The liver X receptors (LXRα and LXRβ) are transcription factors that are important for lipid and cholesterol homeostasis. Recent work has suggested that LXR signalling can also regulate innate and adaptive immune responses. Now, a study published in Nature Medicine shows that tumour cells can exploit LXRs to inhibit dendritic cell (DC) functions, enabling escape from immune detection.

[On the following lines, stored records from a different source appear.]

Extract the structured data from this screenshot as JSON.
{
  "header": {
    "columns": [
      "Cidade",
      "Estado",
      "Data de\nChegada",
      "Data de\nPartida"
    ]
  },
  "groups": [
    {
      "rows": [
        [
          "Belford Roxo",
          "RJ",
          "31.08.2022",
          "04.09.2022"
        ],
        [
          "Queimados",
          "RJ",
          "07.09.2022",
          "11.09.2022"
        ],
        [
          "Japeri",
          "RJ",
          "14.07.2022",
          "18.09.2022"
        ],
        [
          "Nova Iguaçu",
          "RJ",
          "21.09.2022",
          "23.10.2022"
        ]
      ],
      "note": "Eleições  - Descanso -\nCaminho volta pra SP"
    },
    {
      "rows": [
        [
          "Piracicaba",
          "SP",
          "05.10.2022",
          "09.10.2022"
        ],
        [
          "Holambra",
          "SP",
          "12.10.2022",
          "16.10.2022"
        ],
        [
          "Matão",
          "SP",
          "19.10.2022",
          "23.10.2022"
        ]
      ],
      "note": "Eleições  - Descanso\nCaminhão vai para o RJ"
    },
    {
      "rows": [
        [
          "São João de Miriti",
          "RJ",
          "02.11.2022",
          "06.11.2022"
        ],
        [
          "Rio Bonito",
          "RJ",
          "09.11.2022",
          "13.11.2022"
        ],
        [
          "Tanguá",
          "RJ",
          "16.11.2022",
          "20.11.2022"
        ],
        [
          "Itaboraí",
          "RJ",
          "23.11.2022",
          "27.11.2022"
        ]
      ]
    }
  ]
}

The authors began their study by investigating the effects of tumour-derived factors on DC maturation. Immature monocyte-derived human DCs that were activated in the presence of conditioned medium from a tumour cell line showed normal upregulation of co-stimulatory and MHC class II molecules. However, treatment with tumour media inhibited DC expression of the lymphoid-homing receptor CC-chemokine receptor 7 (CCR7) and reduced their migratory responses to the CCR7 ligand CCL19. Previous studies suggested that agonism of certain nuclear receptors could inhibit DC chemokine receptor expression. Using a luciferase-based detection assay, the authors showed that media from the CCR7-inhibitory tumours, but not media from a non-inhibitory tumour cell line, induced activation of LXRα. DCs expressed transcripts for LXRs, and treatment of DCs with natural or synthetic LXR ligands prevented CCR7 upregulation. Furthermore, tumour-conditioned media was less efficient at preventing CCR7 upregulation following blockade of LXR signalling in DCs.

To assess whether the activation of LXRs can affect the ability of DCs to prime T cell responses, mice were injected with antigen-pulsed DCs that had been cultured in the presence of tumour media or LXR ligands. In keeping with a key role for CCR7 in promoting DC trafficking, LXR ligand-exposed DCs had an impaired ability to enter draining lymph nodes and prime antigen-specific T cells. Next, the authors investigated whether targeting of LXRs could promote anti-tumour immune responses in vivo. When LXR signalling was blocked in tumour-bearing mice, these animals showed less tumour growth and improved survival compared with controls. However, inhibiting LXRs had no effect on tumour growth in immunodeficient mice, suggesting that the effects of LXR signalling depend on an intact immune system and are not due to direct effects on the tumour itself. By doing a series of experiments in which DCs were conditionally depleted from tumour-bearing mice, the authors showed that DCs inhibit tumour growth and seem to be a target of tumour-derived LXR ligands, as blocking LXR signalling did not inhibit tumorigenesis in DC-depleted animals.

Taken together, the data suggest that production of LXR ligands may be a strategy by which tumour cells can evade the immune system. Furthermore, these findings suggest that drugs interfering with sterol metabolism or LXR signalling could be a used as a cancer therapy.